The Effectively-Global Lock
In a replicated cluster, MongoDB will lock at least two databases for every write: the database containing the document being modified, and the ‘local’ database. The ‘local’ database contains the operations log. Secondary replicas tail the oplog in order to replicate writes.
This means that, for a given replica set, every write goes through what is effectively a global lock. Page-level locking should help, but not much, since it is expected that subsequent entries in the oplog will usually reside on the same page.
Journal ≠ OpLog?
Why is there a journal as well as the oplog, anyway? The two should contain semantically the same information. The OpLog is also journaled, so the oplog journal is a journal journal. That means there are four writes for every database operation:
- Journal OpLog Write
- Apply OpLog Write (operation is now available for replication to secondaries)
- Journal Target Write
- Apply Target Write
This diagram from the MongoDB docs doesn’t inspire much faith:
Apply operation and then journal that thing we just did… What could go wrong?
I believe that image is misleading, but by applying an operation before journaling it, the database can be easily corrupted in the case that a crash occurs before journaling completes.
Replicate via Disk
There is a more subtle implication of this architecture: writes have to hit the primary’s disk before they are eligible for replication to quorum members. In a cloud computing scenario, this likely means travelling over the network to another machine’s disk, increasing latency even more. By using a database for replication, rather than doing it in-memory, disk access has to be serialized across machines. Let me visualize that for you. I welcome corrections to the following:
For simplicity, only one secondary is shown.
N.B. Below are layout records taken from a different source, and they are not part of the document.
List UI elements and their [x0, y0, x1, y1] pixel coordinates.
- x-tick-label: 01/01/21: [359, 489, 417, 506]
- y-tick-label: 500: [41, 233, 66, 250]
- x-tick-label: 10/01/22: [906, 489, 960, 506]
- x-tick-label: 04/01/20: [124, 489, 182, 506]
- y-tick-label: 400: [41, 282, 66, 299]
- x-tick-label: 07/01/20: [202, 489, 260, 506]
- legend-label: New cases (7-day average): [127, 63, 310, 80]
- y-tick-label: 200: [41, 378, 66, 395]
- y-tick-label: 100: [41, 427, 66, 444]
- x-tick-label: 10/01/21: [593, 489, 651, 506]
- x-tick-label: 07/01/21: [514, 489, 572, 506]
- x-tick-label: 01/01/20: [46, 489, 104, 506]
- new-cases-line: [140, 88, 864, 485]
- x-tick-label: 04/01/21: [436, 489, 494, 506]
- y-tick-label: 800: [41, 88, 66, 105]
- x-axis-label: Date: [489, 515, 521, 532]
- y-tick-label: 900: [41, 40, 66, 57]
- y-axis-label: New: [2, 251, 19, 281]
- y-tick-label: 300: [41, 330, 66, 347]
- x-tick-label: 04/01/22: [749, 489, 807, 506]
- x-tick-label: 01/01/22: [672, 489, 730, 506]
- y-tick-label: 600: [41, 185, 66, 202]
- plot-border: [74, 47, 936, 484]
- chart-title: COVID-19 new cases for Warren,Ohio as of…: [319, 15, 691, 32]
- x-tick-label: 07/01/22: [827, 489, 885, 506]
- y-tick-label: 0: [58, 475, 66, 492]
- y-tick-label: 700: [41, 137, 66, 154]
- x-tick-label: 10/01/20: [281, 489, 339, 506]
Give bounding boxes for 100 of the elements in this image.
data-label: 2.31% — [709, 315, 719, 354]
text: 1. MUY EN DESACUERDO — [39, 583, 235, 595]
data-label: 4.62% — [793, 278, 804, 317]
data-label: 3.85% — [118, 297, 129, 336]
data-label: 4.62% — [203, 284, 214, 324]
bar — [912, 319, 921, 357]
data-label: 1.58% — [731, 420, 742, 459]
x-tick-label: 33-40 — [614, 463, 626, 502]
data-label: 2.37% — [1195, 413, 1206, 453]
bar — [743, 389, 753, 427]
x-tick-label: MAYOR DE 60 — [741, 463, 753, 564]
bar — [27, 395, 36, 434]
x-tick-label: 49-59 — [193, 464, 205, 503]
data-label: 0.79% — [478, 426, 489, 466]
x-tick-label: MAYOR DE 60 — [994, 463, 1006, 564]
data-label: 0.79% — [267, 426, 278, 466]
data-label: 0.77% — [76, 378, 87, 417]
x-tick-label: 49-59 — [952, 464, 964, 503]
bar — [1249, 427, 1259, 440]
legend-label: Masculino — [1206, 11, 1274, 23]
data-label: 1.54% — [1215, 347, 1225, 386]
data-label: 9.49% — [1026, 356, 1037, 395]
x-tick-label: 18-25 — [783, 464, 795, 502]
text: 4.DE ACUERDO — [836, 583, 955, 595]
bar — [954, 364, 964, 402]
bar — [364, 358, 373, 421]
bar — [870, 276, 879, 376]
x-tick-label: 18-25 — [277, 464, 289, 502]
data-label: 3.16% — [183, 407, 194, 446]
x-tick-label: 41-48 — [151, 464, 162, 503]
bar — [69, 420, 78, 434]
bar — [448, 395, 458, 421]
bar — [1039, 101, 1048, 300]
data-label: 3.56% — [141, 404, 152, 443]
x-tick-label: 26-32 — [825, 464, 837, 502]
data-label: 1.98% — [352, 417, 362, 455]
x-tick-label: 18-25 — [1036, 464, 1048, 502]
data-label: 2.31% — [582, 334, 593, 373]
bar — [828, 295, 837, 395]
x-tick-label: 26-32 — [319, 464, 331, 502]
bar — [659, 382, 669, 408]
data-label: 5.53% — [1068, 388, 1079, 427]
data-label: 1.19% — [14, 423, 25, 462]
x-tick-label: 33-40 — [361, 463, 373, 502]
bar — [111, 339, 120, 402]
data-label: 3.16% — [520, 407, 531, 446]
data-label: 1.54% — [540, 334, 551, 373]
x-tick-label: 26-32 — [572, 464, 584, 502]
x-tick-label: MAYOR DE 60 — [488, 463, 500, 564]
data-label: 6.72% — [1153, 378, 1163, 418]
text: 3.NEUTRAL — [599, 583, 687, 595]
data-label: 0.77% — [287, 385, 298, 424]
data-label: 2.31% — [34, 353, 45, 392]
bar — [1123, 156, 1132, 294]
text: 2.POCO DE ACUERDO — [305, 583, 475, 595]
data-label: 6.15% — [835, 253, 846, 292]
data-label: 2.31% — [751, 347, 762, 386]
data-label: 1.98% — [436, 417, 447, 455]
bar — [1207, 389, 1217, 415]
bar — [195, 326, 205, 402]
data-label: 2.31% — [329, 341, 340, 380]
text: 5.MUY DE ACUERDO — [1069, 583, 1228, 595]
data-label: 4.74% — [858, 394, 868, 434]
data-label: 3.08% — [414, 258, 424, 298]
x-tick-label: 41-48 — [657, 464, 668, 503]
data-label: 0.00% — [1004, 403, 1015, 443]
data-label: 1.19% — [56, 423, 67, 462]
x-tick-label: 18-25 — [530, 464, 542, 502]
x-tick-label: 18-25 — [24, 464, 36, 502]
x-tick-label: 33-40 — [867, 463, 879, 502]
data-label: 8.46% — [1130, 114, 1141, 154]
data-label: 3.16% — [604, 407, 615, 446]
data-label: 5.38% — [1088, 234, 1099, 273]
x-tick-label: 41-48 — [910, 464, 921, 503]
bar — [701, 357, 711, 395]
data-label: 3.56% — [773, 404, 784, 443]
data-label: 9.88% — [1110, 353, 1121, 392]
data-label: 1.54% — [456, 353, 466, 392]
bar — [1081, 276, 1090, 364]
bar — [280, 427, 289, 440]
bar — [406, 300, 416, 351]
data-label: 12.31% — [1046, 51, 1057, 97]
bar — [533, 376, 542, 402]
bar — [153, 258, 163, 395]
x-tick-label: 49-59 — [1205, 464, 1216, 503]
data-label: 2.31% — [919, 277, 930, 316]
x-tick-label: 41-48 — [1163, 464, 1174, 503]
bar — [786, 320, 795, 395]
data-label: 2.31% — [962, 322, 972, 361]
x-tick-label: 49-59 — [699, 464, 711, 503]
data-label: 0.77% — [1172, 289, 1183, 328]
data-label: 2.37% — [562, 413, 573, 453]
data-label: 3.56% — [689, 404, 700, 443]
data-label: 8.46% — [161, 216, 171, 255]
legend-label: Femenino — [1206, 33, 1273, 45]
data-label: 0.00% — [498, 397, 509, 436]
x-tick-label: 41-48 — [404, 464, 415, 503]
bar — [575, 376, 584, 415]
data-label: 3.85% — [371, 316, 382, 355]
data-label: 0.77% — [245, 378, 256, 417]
No “Replica Journaled” Write Concern Level
MongoDB uses a “writeconcern” parameter in order to ensure that durability requirements are met on a per-operation basis. The following write concern levels exist:
- Unacknowledged – Fire & Forget mode. Return immediately. For when you truly don’t care.
- Acknowledged – Return when the primary has seen the operation. It will probably be made durable.
- Journaled – Return when the primary has committed a journal entry describing the change. The current primary has at least made the operation durable.
- Replica Acknowledged – Return when a certain number of replicas (including the primary) has seen the change. It’s unlikely that all replicas will crash immediately after acknowledging, right?
What’s missing is a “Replica Journaled” write concern level, the one where a quorum of replicas have persisted the operation to storage. A DC power outage should never result in corrupted data. Think of a distributed system as always being in a partially degraded state and designing for this, because any sufficiently large system will exhibit that trait.
- Either use the OpLog as a journal or use the other journal as a journal and replicate that. Less writes and less failure modes.
- Replicate candidate operations and persist them concurrently on each replica, rather than first on the primary and then on the secondaries.
- Use a distributed consensus algorithm like Paxos or Raft to agree on a journal which is persisted by each replica.
- Provide a truly durable write consistency level. Make this the safe & sane default.
This should result in a faster and safer system which is easier to reason about. It would make a lot of sense to leverage an existing framework for distributed consensus rather than baking a new one. I’d happily accept corrections to anything written here. There is no pride in pointing out issues with other people’s work, these are just observations my manager & I made while writing a real-time metrics monitoring system at Microsoft. We dropped MongoDB in favour of Azure Table Service and never looked back. Azure Table Service is implemented atop a journal, like Cassandra, which is great for write throughput. We structured our RowKeys and PartitionKeys in a way which gave us sufficient range query semantics for such a system. There’s more to this story which I might write about in a few months time.
TL;DR: Unify the oplog and the journal, use distributed consensus for agreeing on its contents, and provide a safer clustered write concern level.